Sun Sentinel Palm Beach Edition
Pageantry, pomp — and wenches
Hear ye! Hear ye! Florida Renaissance Festival celebrates 25 years of going back in time
Its reign going on 25 years, the Florida Renaissance Festival keeps expanding its kingdom.
The seven-weekend affair will descend on Quiet Waters Park in Deerfield Beach starting Saturday, and bring with it pageantry and pomp and parades.
Spread out across the grounds will be live music and theater shows; handmade arts and crafts; and hundreds of actors and volunteers in typical Renaissance attire ready to take guests back in time.
Of course, there will also be some surprises. Among 15 new acts planned will be a “Pirates of the Colombian Caribbean” acrobatics performance atop a wire cable 30 feet in the air, and a traveling comedic act called The Tortuga Twins with audience participation and interaction. The jousting show is bigger this year, with a different company, more horses, and the addition of gladiators.
“The last thing I want is for someone to say: ‘Oh, the Renaissance Festival. I went the last two years. It’s the same old thing. Been there, done that,’” said festival founder Bobby Rodriguez, 69. “One of the things that is important to me is that the show is not the same every year because we’ve been around for so long.”

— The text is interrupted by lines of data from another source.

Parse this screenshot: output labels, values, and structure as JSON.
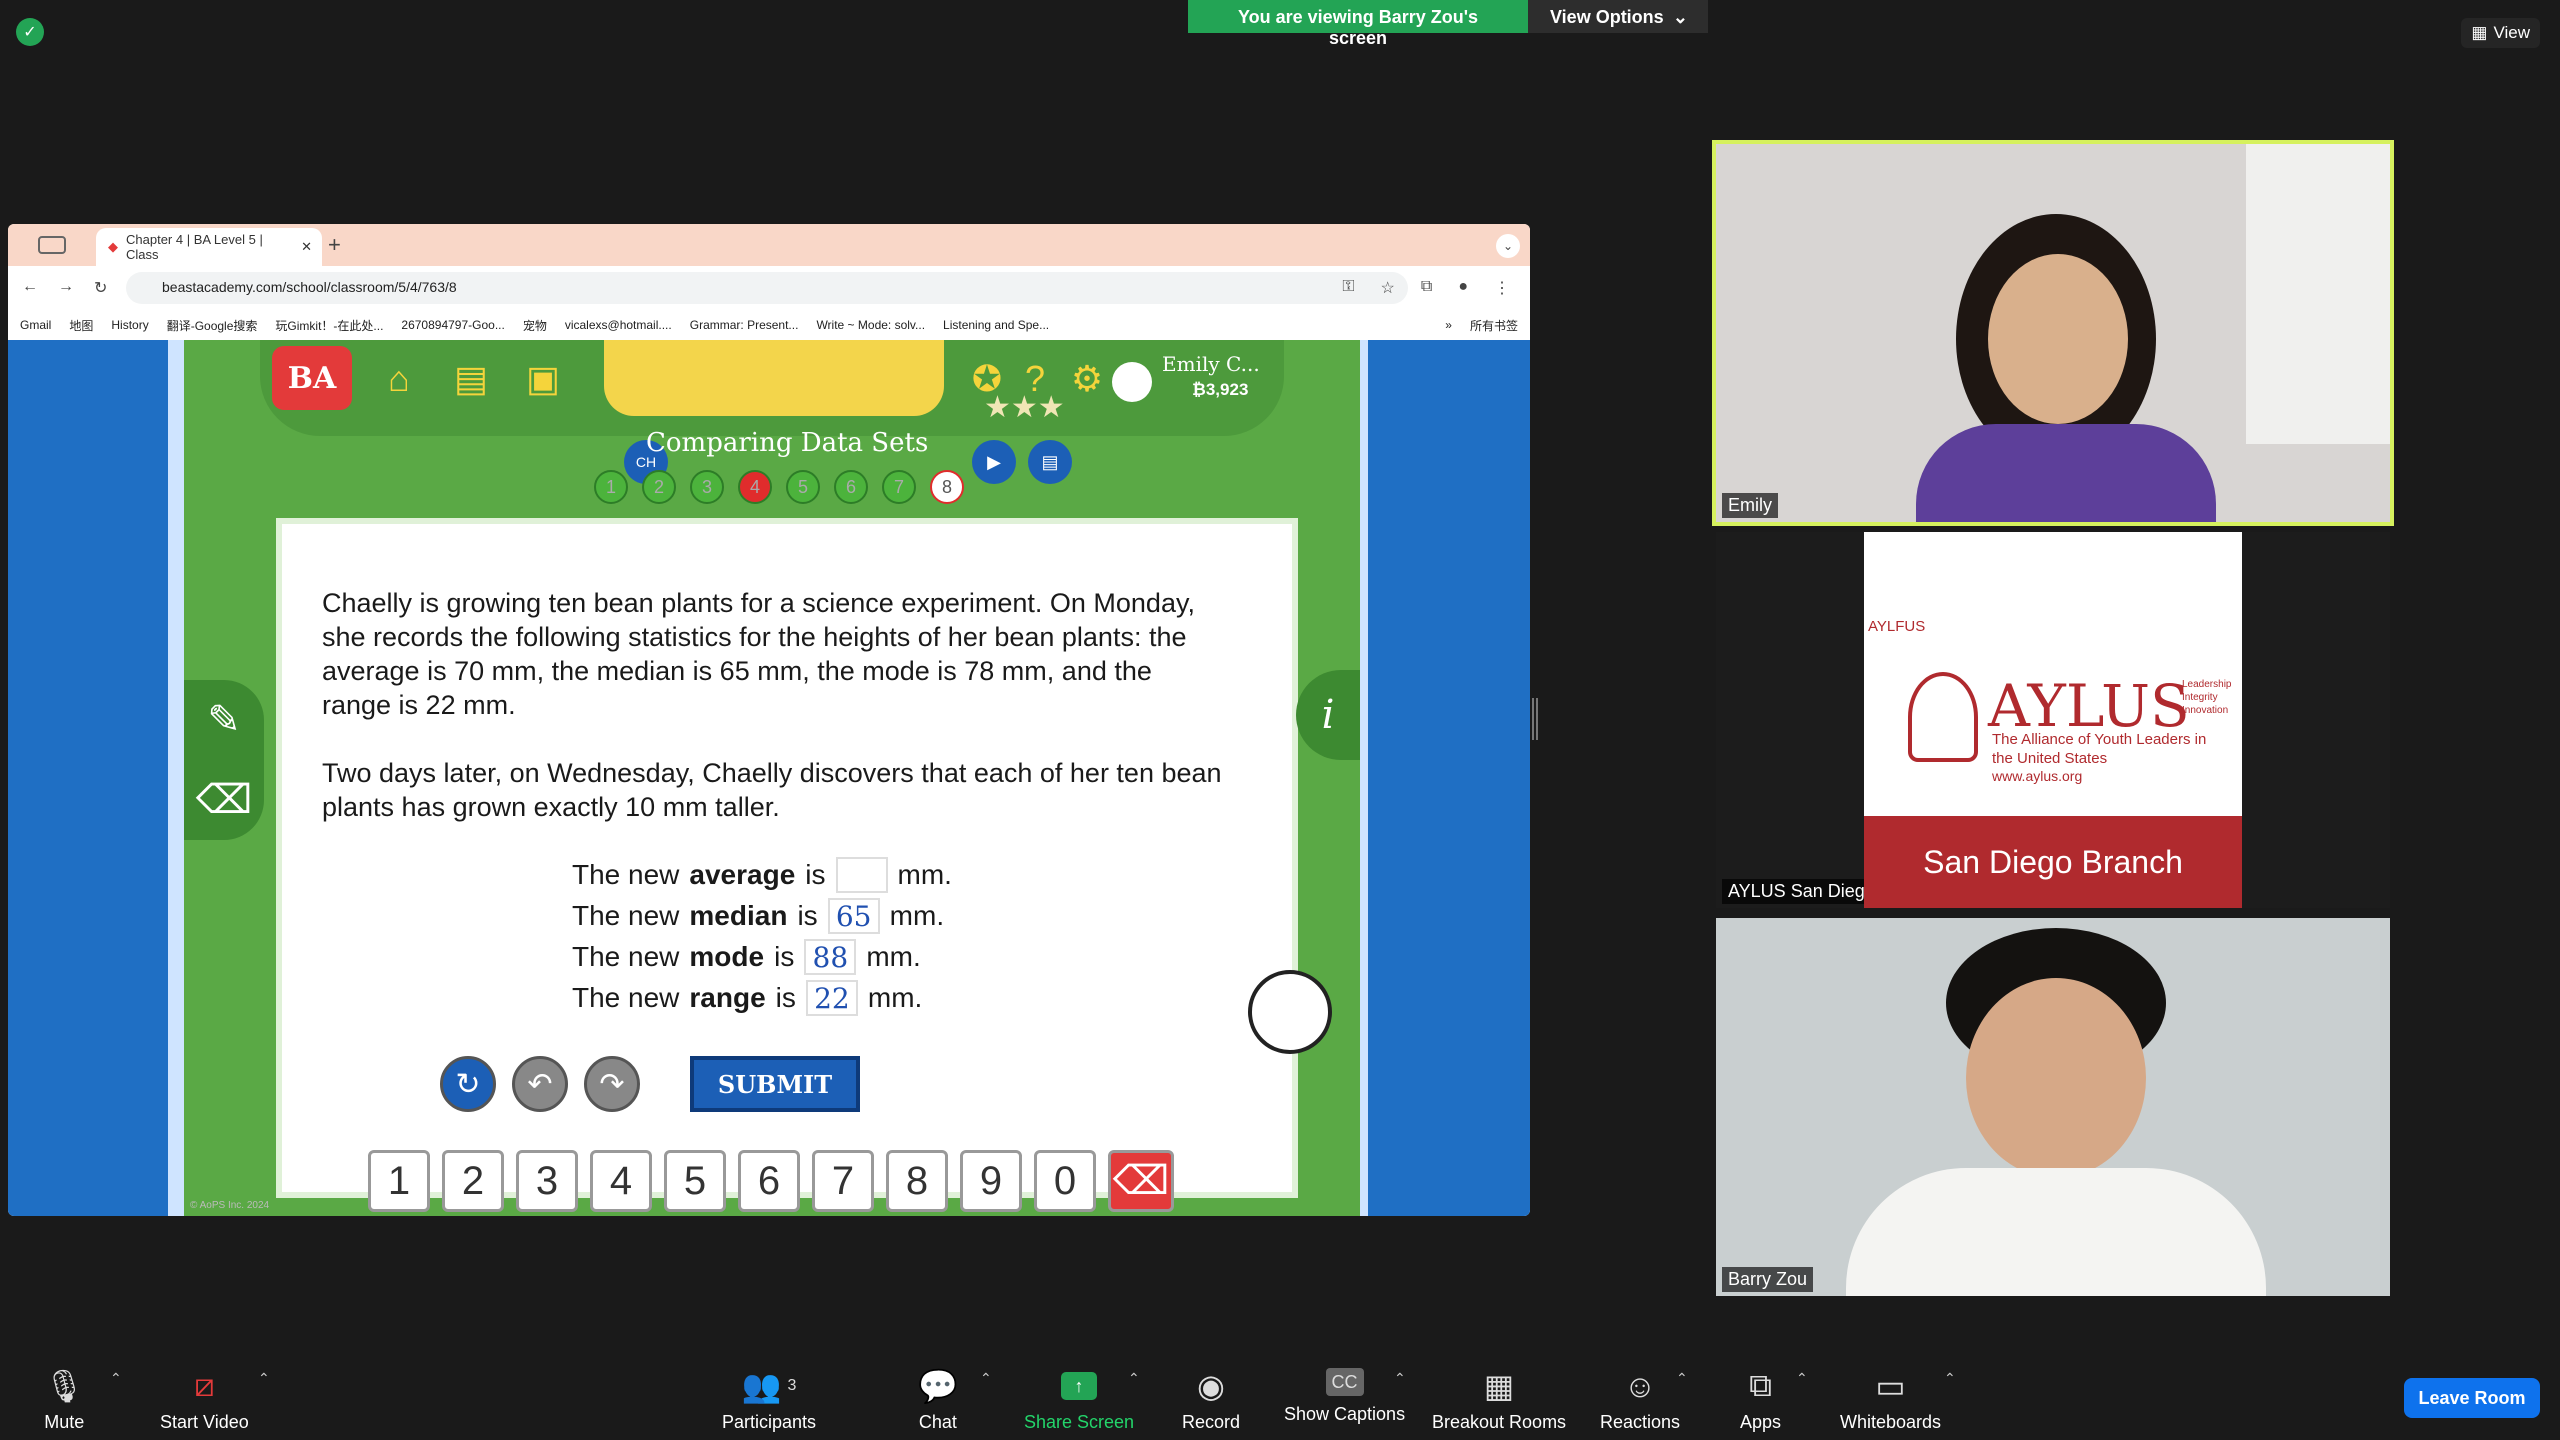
{
  "meeting": {
    "viewing_banner": "You are viewing Barry Zou's screen",
    "view_options": "View Options",
    "view_top": "View"
  },
  "browser": {
    "tab_title": "Chapter 4 | BA Level 5 | Class",
    "url": "beastacademy.com/school/classroom/5/4/763/8",
    "bookmarks": [
      "Gmail",
      "地图",
      "History",
      "翻译-Google搜索",
      "玩Gimkit！-在此处...",
      "2670894797-Goo...",
      "宠物",
      "vicalexs@hotmail....",
      "Grammar: Present...",
      "Write ~ Mode: solv...",
      "Listening and Spe..."
    ],
    "bookmarks_more": "»",
    "all_bookmarks": "所有书签"
  },
  "beast_academy": {
    "logo": "BA",
    "lesson_title": "Comparing Data Sets",
    "user_name": "Emily C...",
    "user_coins": "₿3,923",
    "problem_numbers": [
      "1",
      "2",
      "3",
      "4",
      "5",
      "6",
      "7",
      "8"
    ],
    "problem_paragraph_1": "Chaelly is growing ten bean plants for a science experiment. On Monday, she records the following statistics for the heights of her bean plants: the average is 70 mm, the median is 65 mm, the mode is 78 mm, and the range is 22 mm.",
    "problem_paragraph_2": "Two days later, on Wednesday, Chaelly discovers that each of her ten bean plants has grown exactly 10 mm taller.",
    "answers": [
      {
        "prefix": "The new",
        "term": "average",
        "is": "is",
        "value": "",
        "unit": "mm."
      },
      {
        "prefix": "The new",
        "term": "median",
        "is": "is",
        "value": "65",
        "unit": "mm."
      },
      {
        "prefix": "The new",
        "term": "mode",
        "is": "is",
        "value": "88",
        "unit": "mm."
      },
      {
        "prefix": "The new",
        "term": "range",
        "is": "is",
        "value": "22",
        "unit": "mm."
      }
    ],
    "submit": "SUBMIT",
    "numpad": [
      "1",
      "2",
      "3",
      "4",
      "5",
      "6",
      "7",
      "8",
      "9",
      "0"
    ],
    "copyright": "© AoPS Inc. 2024",
    "info": "i"
  },
  "participants": [
    {
      "name": "Emily"
    },
    {
      "name": "AYLUS San Diego"
    },
    {
      "name": "Barry Zou"
    }
  ],
  "aylus": {
    "small": "AYLFUS",
    "big": "AYLUS",
    "tagline_right": "Leadership Integrity Innovation",
    "subtitle": "The Alliance of Youth Leaders in the United States",
    "url": "www.aylus.org",
    "banner": "San Diego Branch"
  },
  "toolbar": {
    "mute": "Mute",
    "start_video": "Start Video",
    "participants": "Participants",
    "participants_count": "3",
    "chat": "Chat",
    "share_screen": "Share Screen",
    "record": "Record",
    "show_captions": "Show Captions",
    "breakout_rooms": "Breakout Rooms",
    "reactions": "Reactions",
    "apps": "Apps",
    "whiteboards": "Whiteboards",
    "leave": "Leave Room"
  },
  "colors": {
    "zoom_green": "#23a455",
    "leave_blue": "#0e72ed",
    "active_speaker": "#d6f15e",
    "ba_red": "#e33a3a"
  }
}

He also wants every weekend to provide
a different experience, so there are themes for each Saturday and Sunday, including pirates, time travelers, masquerade, wenches, Celtic, Vikings and barbarians. Dressing up accordingly is encouraged, though not required.
“There was a point in time when the show was four weekends long [and] every week was the exact same thing,” said Rodriguez, of Davie. “I want to make sure every weekend we have something different. I have some acts that are only coming in for one weekend, some for two, some for three.”
In all, the Renaissance village takes about three weeks to set up and two weeks to take down.
It’s a far cry from how the festival started 25 years ago. Most everything needed for the then twoday affair at Snyder Park in Fort Lauderdale fit into just two moving trucks.
“I was everything [back then]. I was craft coordinator. I was entertainment director. I taught the dance classes. I taught the acting classes. I did all of that for the first six, seven years,” Rodriguez recalled. “I was a one-man band those days.”
He did have real bands that first year, too.
Oakland Park musician Ty Billings, 53, has been performing Celtic music at the festival since the first year. He has performed with different bands throughout the years and watched the event move from Snyder Park to Topeekeegee-Yugnee Park in Hollywood and finally settle at Quiet Waters Park. He’ll return to the festival this year with the band, Celtic Mayhem.
He said he has seen the festival crowd became more diverse and less niche.
“The crowd has become more accepting to things that are not strictly Renaissance,” he said, referring to the themed weekends. “It’s certainly a broader audience.”
But they also have higher expectations, he said.
“Each year must be better than the year before to keep them coming back,” Billings said.
Adolfo Herrera, 52, of Lauderhill has been with the festival for 11 years. He plays the role of King Ferdinand II of Aragon for the official royal court and is a site crew member, helping set up the festival.
Herrera is Cuban-American and his fluency in Spanish came in handy because Rodriguez had always wanted to have a Spanish royal court to honor South Florida’s Hispanic influences.
For Rodriguez, who is of Puerto Rican heritage, showcasing diversity is important. Throughout the festival, there are sectors where visitors can learn about the Renaissance period beyond just European royalty. The H.M. Royal Artillery section, for example, will feature demonstrations on how to use cannons and small arms. New this year will be a section on the Ottoman Empire.
“The point is to try to enlighten people to different cultures,” Rodriguez said. “It’s a slice of living history.”